Les stades italiens de l'Euro 2032 seront dévoilés en octobre

Les stades italiens seront déterminés en octobre.
Les stades italiens seront déterminés en octobre.MARCO LUZZANI / GETTY IMAGES EUROPE / Getty Images via AFP

Les stades italiens qui accueilleront les rencontres de l'Euro 2032 co-organisé avec la Turquie, seront déterminés en octobre 2026, a annoncé ce jeudi la Fédération italienne de football (FIGC) qui va inspecter durant le mois de juillet les onze enceintes qui se sont portées candidates.

"L'activité du groupe de travail mis en place par la FIGC s'intensifie avec le programme des rencontres avec les représentants des communes, les propriétaires et les gestionnaires des stades, ainsi qu'avec les clubs des villes incluses dans la candidature", a indiqué la FIGC dans un communiqué.

"L'objectif de cette série de réunions est de travailler en équipe, de soutenir au mieux les phases de développement de la candidature et de permettre à toutes les villes de se préparer à l'échéance d'octobre 2026", poursuit le texte.

Les onze villes candidates sont Rome, Florence dont le stade où évolue la Fiorentina est en travaux, Bologne, Vérone, Milan, où l'Inter et l'AC Milan ont un projet de nouveau San Siro, Gênes, Bari, Naples, Turin, avec la stade de la Juventus Turin, Cagliari et Palerme.

Les stades de Serie A, à l'exception de ceux de la Juventus Turin, inaugurée en 2011, de l'Udinese et de l'Atalanta rénovés respectivement en 2016 et 2024, souffrent de la comparaison avec le reste du "Big Five" européen. Cela impacte les finances des clubs italiens.

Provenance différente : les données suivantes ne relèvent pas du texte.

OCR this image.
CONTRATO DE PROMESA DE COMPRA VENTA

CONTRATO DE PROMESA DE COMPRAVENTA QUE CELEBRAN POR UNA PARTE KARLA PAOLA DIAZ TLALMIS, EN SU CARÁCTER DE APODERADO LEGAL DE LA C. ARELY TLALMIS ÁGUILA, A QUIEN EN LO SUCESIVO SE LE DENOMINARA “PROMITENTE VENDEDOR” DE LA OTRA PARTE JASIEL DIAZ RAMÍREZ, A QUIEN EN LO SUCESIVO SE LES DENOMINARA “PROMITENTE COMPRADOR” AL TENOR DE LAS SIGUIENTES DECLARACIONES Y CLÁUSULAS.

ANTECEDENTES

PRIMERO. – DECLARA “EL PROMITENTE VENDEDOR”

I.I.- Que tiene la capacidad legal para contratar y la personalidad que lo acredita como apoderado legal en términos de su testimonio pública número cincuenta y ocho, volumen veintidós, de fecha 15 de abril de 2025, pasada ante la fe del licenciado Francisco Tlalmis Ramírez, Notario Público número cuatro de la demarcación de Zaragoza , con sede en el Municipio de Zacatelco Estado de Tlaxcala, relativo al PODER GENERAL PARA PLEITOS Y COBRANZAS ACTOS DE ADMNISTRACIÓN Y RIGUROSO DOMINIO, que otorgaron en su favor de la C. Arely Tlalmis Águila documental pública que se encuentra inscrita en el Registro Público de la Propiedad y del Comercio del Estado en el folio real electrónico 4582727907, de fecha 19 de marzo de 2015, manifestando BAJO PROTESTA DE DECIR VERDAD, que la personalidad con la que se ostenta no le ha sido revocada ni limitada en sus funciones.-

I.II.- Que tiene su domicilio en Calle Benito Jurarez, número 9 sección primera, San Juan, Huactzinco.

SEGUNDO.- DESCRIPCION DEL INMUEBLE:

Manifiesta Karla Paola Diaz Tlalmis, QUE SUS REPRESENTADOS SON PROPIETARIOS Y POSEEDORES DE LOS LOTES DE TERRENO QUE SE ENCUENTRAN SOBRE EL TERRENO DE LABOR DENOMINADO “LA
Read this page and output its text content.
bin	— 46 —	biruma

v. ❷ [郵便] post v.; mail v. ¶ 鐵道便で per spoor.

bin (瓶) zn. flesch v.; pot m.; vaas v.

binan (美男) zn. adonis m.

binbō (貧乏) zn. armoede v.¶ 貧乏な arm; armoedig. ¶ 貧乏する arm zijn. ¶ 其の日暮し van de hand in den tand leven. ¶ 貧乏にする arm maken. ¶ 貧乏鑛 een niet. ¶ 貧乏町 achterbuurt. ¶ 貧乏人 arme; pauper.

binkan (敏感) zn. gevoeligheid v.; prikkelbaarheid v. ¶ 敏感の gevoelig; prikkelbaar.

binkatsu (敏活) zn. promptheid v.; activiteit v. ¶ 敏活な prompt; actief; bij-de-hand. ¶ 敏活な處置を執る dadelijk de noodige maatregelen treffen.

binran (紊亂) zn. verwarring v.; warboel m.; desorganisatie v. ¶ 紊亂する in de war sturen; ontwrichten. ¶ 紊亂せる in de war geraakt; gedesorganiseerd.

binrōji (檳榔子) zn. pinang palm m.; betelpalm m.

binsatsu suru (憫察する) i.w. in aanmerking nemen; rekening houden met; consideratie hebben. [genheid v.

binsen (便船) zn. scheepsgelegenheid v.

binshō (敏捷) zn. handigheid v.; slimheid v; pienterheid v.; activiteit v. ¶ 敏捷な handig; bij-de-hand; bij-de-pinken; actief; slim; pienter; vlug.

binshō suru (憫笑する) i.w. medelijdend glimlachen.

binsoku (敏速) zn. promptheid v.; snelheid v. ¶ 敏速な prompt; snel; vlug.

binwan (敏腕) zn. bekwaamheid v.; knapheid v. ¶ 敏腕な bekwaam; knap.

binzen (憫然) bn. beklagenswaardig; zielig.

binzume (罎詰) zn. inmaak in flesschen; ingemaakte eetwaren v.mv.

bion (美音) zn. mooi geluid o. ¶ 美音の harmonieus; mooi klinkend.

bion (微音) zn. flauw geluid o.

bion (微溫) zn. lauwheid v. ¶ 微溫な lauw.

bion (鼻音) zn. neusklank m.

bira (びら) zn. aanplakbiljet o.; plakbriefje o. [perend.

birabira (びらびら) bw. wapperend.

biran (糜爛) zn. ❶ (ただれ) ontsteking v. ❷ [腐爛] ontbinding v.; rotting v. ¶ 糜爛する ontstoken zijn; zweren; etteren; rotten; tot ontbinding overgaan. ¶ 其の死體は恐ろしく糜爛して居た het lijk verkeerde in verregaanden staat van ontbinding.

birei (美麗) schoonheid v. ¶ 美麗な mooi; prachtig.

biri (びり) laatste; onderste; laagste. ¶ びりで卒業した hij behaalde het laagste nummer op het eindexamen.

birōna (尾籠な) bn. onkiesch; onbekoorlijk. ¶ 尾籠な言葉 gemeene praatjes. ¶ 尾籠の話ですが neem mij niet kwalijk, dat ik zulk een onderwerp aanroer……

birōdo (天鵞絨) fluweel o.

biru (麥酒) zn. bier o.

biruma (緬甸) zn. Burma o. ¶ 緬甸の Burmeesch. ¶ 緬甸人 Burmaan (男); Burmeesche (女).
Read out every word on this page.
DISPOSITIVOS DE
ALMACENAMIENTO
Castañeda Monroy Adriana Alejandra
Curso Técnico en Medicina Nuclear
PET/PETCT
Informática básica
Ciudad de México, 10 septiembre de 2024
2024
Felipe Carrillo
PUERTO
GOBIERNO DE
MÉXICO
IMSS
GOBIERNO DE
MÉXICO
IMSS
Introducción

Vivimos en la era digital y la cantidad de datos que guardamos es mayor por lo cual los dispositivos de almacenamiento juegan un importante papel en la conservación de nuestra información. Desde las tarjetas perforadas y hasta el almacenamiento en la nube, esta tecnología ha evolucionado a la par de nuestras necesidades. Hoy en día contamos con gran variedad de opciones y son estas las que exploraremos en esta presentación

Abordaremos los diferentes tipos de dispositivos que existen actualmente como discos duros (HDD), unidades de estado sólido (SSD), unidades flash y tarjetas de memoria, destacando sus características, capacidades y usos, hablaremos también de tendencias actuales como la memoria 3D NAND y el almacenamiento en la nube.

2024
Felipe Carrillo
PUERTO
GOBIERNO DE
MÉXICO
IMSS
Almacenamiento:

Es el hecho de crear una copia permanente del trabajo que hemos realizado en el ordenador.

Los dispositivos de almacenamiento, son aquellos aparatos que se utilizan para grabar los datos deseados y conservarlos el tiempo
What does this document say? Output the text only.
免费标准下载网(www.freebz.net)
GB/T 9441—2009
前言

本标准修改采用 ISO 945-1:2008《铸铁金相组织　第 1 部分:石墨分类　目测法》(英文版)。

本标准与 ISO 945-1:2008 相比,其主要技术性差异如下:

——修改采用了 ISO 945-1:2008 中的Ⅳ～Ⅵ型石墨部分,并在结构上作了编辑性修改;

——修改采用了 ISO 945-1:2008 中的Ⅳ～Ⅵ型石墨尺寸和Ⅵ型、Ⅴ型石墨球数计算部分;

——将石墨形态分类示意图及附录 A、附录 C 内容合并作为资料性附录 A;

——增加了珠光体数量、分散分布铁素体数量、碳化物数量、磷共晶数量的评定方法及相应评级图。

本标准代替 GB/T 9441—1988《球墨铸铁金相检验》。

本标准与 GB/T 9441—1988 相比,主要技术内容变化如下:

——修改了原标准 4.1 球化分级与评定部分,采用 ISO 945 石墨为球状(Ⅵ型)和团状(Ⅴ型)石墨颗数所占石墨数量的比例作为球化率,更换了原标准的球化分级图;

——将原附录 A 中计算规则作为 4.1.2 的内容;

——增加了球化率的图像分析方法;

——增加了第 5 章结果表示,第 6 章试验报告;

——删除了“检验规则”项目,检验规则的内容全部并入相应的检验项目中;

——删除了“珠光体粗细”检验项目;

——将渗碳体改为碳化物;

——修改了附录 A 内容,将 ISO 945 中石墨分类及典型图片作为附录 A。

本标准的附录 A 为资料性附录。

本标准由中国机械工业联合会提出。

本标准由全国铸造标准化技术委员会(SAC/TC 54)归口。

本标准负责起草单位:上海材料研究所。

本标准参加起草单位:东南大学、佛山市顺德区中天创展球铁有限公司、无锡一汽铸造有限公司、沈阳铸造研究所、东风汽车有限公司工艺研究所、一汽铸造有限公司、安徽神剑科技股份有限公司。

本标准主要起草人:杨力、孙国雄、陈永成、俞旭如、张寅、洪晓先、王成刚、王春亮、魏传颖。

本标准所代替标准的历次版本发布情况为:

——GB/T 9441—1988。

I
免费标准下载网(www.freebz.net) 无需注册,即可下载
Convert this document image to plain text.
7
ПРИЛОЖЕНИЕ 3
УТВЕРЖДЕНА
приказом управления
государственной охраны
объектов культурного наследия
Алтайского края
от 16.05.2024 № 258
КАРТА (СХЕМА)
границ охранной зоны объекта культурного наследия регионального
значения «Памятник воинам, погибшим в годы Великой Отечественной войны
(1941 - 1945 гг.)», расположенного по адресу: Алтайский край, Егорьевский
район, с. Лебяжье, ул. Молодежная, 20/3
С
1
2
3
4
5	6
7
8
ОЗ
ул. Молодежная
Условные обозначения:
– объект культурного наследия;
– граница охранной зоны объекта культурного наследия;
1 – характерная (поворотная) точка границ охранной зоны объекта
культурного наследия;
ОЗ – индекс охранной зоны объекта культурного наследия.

Selon un rapport publié récemment par l'UEFA, la Serie A a tiré en 2023 quelque 425 millions d'euros de l'exploitation de ses stades. Bien loin des 995 millions d'euros de la Premier League, des 580 millions d'euros de la Liga.

L'état des stades des clubs de Serie A est un sujet de crispation entre l'UEFA et les instances italiennes.

Lors d'un entretien au groupe Mediaset, en mai dernier, le président de l'UEFA Aleksander Ceferin avait qualifié de "honteux" l'état des stades italiens : "Parmi les grands pays, l'Italie est de loin celui qui a les pires stades", avait-il déclaré.

"Pour être honnête, je suis un peu las de ces discussions sur les infrastructures du football italien, parce qu'on entend que des paroles (...) Le temps est venu d'agir, car la situation est mauvaise", avait regretté le patron du football européen.